Проходя мимо кухни, он швырнул ключи на стол. Перескакивая через ступеньку, помчался на третий. Здесь находилось самое большое помещение в доме, без всяких внутренних перегородок. Множество окон и потолочных световых люков делали его и самым светлым. Но что гораздо существеннее, только отсюда открывался вид на озеро. Правда, не такой красивый, как из дома Джона, но все же это лучше, чем совсем никакого вида, как, к примеру, в нижних этажах здания.
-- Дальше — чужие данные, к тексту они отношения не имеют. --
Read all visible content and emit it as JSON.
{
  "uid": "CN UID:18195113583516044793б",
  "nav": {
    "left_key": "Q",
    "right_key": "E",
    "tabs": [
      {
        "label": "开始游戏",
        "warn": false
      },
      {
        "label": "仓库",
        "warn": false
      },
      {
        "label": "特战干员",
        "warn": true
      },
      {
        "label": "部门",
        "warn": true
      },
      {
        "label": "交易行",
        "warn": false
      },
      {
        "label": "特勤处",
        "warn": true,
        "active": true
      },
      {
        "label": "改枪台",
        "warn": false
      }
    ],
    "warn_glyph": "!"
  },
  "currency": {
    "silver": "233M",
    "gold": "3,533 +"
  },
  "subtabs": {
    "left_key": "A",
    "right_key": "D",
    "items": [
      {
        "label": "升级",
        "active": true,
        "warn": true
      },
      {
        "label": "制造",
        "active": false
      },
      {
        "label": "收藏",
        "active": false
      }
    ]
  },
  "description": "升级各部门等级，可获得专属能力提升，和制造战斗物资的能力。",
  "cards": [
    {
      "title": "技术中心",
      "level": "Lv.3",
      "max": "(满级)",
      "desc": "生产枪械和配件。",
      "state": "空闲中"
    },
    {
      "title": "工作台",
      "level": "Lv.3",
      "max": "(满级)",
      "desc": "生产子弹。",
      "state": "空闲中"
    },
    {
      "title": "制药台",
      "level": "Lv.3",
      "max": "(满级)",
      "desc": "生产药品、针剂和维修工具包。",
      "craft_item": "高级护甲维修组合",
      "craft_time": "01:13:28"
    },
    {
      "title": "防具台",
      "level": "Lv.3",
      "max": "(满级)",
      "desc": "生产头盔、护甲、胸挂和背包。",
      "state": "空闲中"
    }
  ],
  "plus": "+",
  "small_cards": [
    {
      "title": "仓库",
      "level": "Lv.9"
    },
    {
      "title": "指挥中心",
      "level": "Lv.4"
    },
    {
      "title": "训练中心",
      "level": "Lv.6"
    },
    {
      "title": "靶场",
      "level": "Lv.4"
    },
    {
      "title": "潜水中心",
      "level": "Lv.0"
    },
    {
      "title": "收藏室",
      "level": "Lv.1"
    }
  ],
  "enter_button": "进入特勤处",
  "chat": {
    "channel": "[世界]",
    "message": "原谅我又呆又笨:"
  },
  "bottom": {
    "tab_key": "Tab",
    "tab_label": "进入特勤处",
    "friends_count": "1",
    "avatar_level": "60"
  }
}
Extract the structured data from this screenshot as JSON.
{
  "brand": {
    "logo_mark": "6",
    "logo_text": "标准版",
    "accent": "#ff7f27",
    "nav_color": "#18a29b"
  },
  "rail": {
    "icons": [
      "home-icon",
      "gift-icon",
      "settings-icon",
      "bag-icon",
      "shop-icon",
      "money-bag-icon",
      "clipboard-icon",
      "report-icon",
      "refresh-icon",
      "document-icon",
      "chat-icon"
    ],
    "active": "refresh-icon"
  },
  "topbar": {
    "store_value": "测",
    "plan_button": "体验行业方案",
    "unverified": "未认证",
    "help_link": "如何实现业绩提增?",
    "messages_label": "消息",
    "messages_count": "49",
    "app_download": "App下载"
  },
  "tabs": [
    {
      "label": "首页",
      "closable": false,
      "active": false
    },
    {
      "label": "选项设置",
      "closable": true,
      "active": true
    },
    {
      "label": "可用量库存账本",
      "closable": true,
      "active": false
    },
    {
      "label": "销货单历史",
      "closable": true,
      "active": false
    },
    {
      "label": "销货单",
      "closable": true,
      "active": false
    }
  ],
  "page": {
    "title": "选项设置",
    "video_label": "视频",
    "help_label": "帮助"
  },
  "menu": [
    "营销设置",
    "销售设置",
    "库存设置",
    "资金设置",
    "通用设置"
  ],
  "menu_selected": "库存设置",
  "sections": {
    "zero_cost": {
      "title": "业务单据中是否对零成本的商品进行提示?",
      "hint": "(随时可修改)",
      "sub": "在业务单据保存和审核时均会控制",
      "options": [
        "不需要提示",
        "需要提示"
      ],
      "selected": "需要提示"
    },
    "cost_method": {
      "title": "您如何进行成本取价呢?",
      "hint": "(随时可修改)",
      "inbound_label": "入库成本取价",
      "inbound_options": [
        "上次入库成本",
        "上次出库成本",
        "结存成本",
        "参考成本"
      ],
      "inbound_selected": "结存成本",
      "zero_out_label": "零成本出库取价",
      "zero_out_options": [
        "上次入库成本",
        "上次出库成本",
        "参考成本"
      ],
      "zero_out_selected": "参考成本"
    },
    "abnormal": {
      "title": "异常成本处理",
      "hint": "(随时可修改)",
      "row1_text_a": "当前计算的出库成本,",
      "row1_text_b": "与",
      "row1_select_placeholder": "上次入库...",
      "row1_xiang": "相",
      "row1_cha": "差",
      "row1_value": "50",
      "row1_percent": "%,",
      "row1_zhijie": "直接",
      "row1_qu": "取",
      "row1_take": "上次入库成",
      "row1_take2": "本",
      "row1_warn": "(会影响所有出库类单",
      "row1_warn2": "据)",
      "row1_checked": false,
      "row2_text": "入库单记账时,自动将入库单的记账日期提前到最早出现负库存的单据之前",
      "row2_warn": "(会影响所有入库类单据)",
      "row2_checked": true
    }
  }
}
Там обзор начисто закрывали три ивы, стоящие в ряд и скорее толстые, чем высокие. С тех пор как три года назад Джон вернулся в город, эта просторная комната, способная вместить отдел распространения, производственный отдел и редакцию газеты, стала его рабочим местом. Каждое подразделение имело свой стол с видом на озеро. Пейзаж за окнами помогал Джону сосредоточиться и собраться с мыслями.
Телефон продолжал звонить. Свалив газеты в ящик редакционного стола, Джон бросил пакет от Чарли на столешницу, поставил рядом термос и пошире распахнул окно. Теперь туман над озером совсем рассеялся. Солнце заливало склоны восточных холмов, листва на пути световых потоков вспыхивала яркими красками, а лучи пускались дальше — бегом по воде. Всего лишь месяц назад солнце играло на парусах целой дюжины лодок отпускников, ловящих последние чудные мгновения лета перед закрытием сезона. Сегодня же только яхта «Крис-Крафте», принадлежащая Марлону Девею, бороздила водную гладь. Солнечный свет бил в полированную дубовую палубу и сверкал на ее кильватерном следе.
Джон снял трубку:
— Доброе утро, Арманд.
— Ты что-то совсем не торопишься, — недовольно проворчал владелец газеты. — Где пропадал все утро?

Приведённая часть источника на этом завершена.